PropertyTable Implementations

There are 2 implementations for PropertyTable. The pros and cons are summarised in the following table:

PropertyTable Implementation Description Supported Indexes Advantages Disadvantages
PropertyTableArrayImpl implemented by a two-dimensioned Java array of Nodes SPO, PSO compact memory usage, fast for querying with S and P, fast for query a whole Row slow for query with O, table Row/Column size provided
PropertyTableHashMapImpl implemented by several Java HashMaps PSO, POS fast for querying with O, table Row/Column size not required more memory usage for HashMaps

By default, [PropertyTableArrayImpl]((https://github.com/apache/jena/tree/main/jena-csv/src/main/java/org/apache/jena/propertytable/impl/PropertyTableArrayImpl.java) is used as the PropertyTable implementation held by GraphCSV. If you want to switch to PropertyTableHashMapImpl, just use the static method of GraphCSV.createHashMapImpl() to replace the default new GraphCSV() way. Here is an example:

Model model_csv_array_impl = ModelFactory.createModelForGraph(new GraphCSV(file)); // PropertyTableArrayImpl
Model model_csv_hashmap_impl = ModelFactory.createModelForGraph(GraphCSV.createHashMapImpl(file)); // PropertyTableHashMapImpl

StageGenerator Optimization for GraphPropertyTable

Accessing from SPARQL via Graph.find() will work, but it’s not ideal. Some optimizations can be done for processing a SPARQL basic graph pattern. More explicitly, in the method of OpExecutor.execute(OpBGP, ...), when the target for the query is a GraphPropertyTable, it can get a whole Row, or Rows, of the table data and match the pattern with the bindings.

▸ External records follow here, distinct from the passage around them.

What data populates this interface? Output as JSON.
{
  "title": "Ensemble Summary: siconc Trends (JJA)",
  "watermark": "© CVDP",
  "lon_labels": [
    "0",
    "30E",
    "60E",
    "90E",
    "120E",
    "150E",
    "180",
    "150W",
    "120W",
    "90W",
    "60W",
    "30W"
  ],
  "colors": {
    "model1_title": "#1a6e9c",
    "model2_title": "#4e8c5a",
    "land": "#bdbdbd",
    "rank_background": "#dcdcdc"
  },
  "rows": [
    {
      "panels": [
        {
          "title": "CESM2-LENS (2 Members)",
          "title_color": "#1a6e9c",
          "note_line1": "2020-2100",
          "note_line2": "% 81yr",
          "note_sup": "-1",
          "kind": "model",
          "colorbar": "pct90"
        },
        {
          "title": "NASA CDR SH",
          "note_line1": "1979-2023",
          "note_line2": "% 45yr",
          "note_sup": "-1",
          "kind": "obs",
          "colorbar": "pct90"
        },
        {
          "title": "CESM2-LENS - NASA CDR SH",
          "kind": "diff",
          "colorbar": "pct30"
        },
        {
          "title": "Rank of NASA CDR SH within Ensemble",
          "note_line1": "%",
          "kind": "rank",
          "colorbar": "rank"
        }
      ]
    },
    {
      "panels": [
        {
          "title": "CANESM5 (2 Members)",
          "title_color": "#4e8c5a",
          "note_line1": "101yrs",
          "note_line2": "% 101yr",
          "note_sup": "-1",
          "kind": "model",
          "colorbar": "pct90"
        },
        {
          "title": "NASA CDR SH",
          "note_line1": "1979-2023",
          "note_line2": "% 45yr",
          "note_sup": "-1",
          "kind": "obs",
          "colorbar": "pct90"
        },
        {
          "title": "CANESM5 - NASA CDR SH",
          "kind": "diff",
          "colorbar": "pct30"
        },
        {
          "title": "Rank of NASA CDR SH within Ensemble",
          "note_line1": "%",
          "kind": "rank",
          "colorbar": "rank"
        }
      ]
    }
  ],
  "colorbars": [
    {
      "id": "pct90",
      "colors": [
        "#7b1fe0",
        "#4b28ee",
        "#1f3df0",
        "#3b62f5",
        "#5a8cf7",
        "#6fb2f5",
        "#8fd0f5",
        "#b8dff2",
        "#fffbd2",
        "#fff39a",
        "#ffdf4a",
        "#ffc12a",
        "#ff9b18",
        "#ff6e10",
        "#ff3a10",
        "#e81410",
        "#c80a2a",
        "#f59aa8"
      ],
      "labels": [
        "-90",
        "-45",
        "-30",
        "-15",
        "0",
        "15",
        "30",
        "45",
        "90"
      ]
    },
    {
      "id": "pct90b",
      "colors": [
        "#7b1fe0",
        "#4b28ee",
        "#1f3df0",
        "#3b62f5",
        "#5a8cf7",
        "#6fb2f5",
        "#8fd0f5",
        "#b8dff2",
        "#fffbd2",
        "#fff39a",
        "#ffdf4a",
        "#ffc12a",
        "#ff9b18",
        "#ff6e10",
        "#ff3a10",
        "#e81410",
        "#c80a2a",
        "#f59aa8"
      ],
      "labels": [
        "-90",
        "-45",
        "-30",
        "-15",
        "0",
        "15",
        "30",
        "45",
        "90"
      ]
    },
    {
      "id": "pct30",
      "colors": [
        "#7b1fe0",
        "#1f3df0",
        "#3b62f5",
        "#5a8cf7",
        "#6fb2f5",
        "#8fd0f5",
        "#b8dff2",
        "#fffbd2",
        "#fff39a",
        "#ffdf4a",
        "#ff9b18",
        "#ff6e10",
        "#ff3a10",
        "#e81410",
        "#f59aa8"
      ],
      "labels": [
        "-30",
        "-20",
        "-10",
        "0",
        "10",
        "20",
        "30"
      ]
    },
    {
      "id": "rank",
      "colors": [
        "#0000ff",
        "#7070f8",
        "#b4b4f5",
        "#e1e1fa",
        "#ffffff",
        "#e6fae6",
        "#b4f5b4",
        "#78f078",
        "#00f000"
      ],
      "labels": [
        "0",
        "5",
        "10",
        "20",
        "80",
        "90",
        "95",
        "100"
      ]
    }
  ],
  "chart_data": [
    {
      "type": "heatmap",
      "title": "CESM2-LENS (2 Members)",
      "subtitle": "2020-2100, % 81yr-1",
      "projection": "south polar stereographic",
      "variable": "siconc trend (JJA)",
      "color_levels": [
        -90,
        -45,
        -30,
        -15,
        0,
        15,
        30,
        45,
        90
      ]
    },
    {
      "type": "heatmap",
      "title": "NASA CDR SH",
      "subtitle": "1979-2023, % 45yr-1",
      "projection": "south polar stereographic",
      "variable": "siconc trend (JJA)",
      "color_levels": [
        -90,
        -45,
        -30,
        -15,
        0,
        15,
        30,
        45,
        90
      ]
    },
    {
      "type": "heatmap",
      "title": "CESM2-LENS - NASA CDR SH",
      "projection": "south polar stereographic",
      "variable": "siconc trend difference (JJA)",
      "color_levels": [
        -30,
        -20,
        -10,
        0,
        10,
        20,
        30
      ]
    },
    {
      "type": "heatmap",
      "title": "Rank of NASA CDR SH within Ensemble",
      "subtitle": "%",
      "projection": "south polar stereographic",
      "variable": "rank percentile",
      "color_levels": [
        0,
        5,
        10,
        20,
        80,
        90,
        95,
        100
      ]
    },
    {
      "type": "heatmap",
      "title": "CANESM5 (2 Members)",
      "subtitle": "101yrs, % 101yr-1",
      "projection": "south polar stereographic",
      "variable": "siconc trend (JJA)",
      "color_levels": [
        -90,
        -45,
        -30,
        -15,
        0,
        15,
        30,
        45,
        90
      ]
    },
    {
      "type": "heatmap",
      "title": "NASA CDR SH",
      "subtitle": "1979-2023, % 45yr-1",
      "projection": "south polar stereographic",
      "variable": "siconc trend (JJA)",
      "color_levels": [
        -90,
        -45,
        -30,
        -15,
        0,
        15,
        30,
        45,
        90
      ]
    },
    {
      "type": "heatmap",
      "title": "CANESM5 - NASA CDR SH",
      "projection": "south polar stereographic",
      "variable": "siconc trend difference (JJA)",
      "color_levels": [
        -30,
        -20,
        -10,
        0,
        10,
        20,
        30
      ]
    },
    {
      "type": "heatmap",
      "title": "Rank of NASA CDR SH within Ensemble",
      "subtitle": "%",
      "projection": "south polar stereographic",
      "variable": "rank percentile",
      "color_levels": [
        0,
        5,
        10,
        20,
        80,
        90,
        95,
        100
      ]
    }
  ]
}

The optimization of querying a whole Row in the PropertyTable are supported now. The following query pattern can be transformed into a Row querying, without generating triples:

?x :prop1 ?v .
?x :prop2 ?w .
...

It’s made by using the extension point of StageGenerator, because it’s now just concerned with BasicPattern. The detailed workflow goes in this way:

  1. Split the incoming BasicPattern by subjects, (i.e. it becomes multiple sub BasicPatterns grouped by the same subjects. (see QueryIterPropertyTable )
  2. For each sub BasicPattern, if the Triple size within is greater than 1 (i.e. at least 2 Triples), it’s turned into a Row querying, and processed by QueryIterPropertyTableRow, else if it contains only 1 Triple, it goes for the traditional Triple querying by graph.graphBaseFind()

In order to turn on this optimization, we need to register the StageGeneratorPropertyTable into ARQ context, before performing SPARQL querying:

StageGenerator orig = (StageGenerator)ARQ.getContext().get(ARQ.stageGenerator) ;
StageGenerator stageGenerator = new StageGeneratorPropertyTable(orig) ;
StageBuilder.setGenerator(ARQ.getContext(), stageGenerator) ;